- The Magazine
METRO WEEKLY: How important do you think providing oversight is to performing your job as Councilmember, and what will your philosophy be when holding government agencies accountable for policy or spending decisions?
Brianne Nadeau (D, Ward 1): The District is known as a place that leads on progressive policy, but what we have not traditionally been good at is fully implementing these laws. That’s where oversight comes in. What interests me most about the role of councilmember is the opportunity to work closely with agencies to ensure they have the proper resources and that they are functioning effectively. That doesn’t require an adversarial relationship between the Council and the agencies it oversees. My approach is to build trust with those administering our many government programs and work closely with them to ensure they are serving the residents and businesses well. Being tough when holding people accountable for the work they do is an essential part of the job, but it needs to be balanced with being fair, fostering dialogue and providing the resources needed to get work done.
MW: The Council is often seen as fluctuating between two extremes: having an overly cozy or overly antagonistic relationship with the mayor. How can you assure voters that you will be an independent voice on the Council, and not beholden to either the mayor, other councilmembers or your political party?

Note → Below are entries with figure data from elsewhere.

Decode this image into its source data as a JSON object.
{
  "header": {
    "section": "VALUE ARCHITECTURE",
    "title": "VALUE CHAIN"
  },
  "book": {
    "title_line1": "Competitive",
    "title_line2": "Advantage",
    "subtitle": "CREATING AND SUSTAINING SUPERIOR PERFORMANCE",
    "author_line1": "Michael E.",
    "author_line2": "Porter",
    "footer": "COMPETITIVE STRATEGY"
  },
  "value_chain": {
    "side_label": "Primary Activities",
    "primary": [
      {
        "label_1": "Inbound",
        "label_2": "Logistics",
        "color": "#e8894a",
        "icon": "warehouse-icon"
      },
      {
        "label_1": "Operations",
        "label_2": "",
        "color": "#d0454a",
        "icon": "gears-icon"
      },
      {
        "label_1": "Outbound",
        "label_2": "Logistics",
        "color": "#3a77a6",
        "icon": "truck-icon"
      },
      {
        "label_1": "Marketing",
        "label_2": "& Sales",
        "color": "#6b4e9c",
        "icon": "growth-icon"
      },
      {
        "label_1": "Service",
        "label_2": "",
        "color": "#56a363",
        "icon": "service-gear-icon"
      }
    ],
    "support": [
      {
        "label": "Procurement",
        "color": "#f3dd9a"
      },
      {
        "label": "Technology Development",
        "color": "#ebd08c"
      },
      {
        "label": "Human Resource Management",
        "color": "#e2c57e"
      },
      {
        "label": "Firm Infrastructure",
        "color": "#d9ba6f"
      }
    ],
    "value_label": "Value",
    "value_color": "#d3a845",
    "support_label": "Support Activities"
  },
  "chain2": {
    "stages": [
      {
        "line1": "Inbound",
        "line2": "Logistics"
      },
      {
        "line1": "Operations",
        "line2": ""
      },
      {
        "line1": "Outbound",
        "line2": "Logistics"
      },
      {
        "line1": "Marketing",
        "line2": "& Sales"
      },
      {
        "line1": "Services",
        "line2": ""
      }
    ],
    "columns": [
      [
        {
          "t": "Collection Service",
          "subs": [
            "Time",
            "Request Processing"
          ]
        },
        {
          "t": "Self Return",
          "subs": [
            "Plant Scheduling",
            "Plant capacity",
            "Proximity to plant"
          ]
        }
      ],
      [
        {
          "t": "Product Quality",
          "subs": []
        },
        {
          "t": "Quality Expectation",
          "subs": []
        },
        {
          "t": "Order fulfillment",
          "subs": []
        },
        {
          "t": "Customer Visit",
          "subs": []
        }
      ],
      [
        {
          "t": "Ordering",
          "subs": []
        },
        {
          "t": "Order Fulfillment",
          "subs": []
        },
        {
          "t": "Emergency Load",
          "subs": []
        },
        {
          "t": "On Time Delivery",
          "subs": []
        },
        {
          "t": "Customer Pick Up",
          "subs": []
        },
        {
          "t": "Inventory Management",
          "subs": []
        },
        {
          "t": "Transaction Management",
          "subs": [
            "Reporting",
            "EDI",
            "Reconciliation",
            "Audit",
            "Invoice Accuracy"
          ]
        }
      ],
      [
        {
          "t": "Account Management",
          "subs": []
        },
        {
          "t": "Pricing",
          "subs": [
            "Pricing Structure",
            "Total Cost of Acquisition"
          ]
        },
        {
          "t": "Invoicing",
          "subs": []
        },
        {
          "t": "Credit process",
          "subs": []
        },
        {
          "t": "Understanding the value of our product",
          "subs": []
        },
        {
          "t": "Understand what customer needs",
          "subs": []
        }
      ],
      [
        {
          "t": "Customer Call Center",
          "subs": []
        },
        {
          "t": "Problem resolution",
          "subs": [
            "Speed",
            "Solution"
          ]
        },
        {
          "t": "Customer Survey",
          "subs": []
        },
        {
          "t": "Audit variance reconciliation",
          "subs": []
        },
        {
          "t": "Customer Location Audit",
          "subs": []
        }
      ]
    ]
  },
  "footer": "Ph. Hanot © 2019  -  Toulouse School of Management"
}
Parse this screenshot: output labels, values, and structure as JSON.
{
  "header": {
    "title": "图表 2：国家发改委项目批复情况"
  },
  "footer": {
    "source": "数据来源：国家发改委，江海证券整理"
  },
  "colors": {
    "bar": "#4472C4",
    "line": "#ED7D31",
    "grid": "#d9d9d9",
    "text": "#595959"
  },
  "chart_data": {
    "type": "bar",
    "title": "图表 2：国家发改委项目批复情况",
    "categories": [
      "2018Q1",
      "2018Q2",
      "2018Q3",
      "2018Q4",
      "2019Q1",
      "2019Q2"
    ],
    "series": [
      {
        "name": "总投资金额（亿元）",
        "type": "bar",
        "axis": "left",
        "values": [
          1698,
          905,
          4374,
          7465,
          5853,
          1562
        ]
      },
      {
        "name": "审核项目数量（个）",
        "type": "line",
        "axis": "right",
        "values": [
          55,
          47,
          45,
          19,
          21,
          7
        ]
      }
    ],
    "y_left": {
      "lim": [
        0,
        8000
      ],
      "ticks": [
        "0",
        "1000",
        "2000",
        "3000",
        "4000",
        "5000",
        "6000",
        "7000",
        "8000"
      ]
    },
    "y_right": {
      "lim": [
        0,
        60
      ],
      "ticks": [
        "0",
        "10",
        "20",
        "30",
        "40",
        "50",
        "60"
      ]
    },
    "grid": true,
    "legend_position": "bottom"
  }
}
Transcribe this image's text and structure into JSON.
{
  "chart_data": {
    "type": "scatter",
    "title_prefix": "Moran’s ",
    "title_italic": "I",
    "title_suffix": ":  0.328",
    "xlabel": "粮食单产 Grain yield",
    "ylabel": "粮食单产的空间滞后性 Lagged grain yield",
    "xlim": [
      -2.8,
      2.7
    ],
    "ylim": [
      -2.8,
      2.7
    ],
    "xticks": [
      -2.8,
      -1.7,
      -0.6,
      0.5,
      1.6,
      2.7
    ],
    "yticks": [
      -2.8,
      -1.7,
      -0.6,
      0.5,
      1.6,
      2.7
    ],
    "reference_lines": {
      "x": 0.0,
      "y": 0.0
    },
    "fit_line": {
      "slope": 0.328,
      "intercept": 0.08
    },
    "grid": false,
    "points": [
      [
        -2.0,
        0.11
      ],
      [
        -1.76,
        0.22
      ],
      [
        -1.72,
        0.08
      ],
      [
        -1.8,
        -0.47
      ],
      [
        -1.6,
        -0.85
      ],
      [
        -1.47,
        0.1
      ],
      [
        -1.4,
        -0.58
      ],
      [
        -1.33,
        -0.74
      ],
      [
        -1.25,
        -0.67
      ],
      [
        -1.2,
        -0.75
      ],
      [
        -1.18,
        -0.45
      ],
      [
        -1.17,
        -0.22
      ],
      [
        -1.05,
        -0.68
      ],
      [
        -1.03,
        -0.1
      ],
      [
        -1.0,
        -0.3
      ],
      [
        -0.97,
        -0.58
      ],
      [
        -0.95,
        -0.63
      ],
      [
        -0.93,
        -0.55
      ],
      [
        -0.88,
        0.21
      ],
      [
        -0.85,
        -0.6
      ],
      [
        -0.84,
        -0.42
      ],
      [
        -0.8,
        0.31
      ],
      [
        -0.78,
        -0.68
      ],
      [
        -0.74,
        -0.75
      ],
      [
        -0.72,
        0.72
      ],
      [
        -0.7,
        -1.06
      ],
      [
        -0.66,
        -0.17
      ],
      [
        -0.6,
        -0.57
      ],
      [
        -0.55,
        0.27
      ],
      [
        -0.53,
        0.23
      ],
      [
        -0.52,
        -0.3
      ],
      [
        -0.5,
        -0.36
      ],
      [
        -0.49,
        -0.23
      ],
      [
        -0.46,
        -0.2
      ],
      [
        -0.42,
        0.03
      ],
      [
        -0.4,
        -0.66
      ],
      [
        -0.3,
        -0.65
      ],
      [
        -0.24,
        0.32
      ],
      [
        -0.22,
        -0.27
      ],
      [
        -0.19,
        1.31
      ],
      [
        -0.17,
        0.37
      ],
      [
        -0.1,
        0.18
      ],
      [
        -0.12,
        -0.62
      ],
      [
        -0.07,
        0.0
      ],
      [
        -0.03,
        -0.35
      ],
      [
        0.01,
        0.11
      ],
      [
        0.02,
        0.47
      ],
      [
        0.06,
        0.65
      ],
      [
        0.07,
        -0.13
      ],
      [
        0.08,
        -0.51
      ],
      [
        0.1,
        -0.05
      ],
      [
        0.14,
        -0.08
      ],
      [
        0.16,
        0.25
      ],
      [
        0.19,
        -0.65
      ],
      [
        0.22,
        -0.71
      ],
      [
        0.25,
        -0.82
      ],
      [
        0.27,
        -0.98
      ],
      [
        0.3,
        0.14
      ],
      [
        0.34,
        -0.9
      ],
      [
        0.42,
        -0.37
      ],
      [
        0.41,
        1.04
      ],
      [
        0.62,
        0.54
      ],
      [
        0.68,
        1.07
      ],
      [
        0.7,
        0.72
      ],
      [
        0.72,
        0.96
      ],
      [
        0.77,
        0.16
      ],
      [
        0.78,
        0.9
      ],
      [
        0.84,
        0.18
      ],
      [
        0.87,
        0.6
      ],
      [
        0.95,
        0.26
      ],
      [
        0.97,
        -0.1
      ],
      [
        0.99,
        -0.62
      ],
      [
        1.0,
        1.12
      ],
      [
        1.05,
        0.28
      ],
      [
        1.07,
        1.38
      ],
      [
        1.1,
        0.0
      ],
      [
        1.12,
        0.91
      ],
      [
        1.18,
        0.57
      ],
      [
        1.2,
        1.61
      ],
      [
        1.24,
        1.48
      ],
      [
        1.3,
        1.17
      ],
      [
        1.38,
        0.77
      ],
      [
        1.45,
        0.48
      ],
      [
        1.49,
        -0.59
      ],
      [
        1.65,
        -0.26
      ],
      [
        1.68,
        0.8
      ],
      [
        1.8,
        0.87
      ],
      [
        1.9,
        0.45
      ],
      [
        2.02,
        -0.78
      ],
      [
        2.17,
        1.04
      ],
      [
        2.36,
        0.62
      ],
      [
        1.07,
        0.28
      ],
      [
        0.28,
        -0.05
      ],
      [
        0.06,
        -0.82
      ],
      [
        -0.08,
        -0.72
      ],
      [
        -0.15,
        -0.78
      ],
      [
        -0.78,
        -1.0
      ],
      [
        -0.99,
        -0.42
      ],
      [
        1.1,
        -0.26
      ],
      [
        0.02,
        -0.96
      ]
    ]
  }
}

Nadeau: I have strong relationships with the top mayoral candidates, as well as the current members of the Council, and I see that as an important starting point for the ability to exert my own opinions and rely on my own experiences serving the District. Because, when you have strong relationships, you can respectfully disagree without concern for your ability to accomplish things in the long term. From my time on the ANC I have a reputation as someone who works hard, listens well, says what needs to be said, and does what it takes to get things done. That won’t change on the Council.
MW: Please share your views on how best to address LGBT homelessness, not only for youth, but for adults, families, and senior citizens. What are your proposals for ensuring District shelters are adhering to the nondiscrimination protections in the D.C. Human Rights Act?
Nadeau: As a SMYAL ally, I have had the opportunity to better understand the distinct issues faced by LGBT youth. As councilmember, I would support more funding and organizational partnerships to serve this population with counseling services, health care, housing, educational resources, and job training and placement. We must fund counseling and transitional housing services for those who have been kicked out of their homes, or who cannot find work or make ends meet due to discrimination in the workplace. Those at risk may include youth, transgender people or even seniors who are not well-served by traditional low-income senior housing. We must tackle this issue for those of all ages and begin to think more creatively about long-term supportive housing for the LGBT community, as we simultaneously tackle bullying in the schools and employment discrimination as well as provide better access to education and employment.
LGBT couples should be eligible for the same Medicaid benefits as any other couple, while spousal impoverishment protections are essential in ensuring members re and more people in the District of Columbia are choosing to age in place, and ensuring that adequate support services, affordable housing, as well as accessible recreational space and programming, are availableof the LGBT community are not flung into poverty as they age. Mo allows more people to do that. This type of independence is especially important for the LGBT community as a way of preventing the phenomenon of LGBT seniors being forced back into the closet as they are placed in senior living communities that are not LGBT-friendly.
The Office of Human Rights must be provided with the proper resources to fully investigate any instances of discrimination in homeless shelters, which is all the more urgent now that winter is once again upon us and there are plans to reconfigure our shelters.
MW: What specific recommendations do you have to decrease unemployment among the District’s transgender community and enforce existing laws relating to employment discrimination, both by D.C. government and private businesses?
Nadeau: The DC Government must reflect the diversity of its residents and provide equal opportunity for people of all backgrounds, and it should model diversity for other employers. Our hiring practices should take into consideration the most vulnerable or underemployed populations in our communities.
The current rate of Transgender employment in the DC government is abysmal, which is a reflection of the current hiring culture and the reason for the low placement rate of groups such as Project Empowerment grads. The DC government must be inclusive and model the District’s population at every level of government. As councilmember, my own office would model the diversity of Ward 1 and I would use my oversight and legislative roles to work with each agency and ensure that our government offices are striving for comprehensive workforce diversity -– not just symbolic hiring from diverse populations –- reflecting that of the District population.
Similar to my thoughts on OHR in the discussion about homeless shelters, the Department of Employment Services must also be given the proper resources, and perhaps even reconfigured in a way that better serves our transgender community.
MW: Why should the LGBT community vote for you?
Nadeau: I have been an ally from a young age, but as an elected official, being an ally is not enough. Our LGBT community, and in particular our transgender community, needs a champion. I will be there, fighting for full employment, access to healthcare and every other human right guaranteed by our laws. I have received support from the Gertrude Stein Democratic Club and many local leaders in the LGBT community, and I am proud to have that support. I hope to have the opportunity to serve.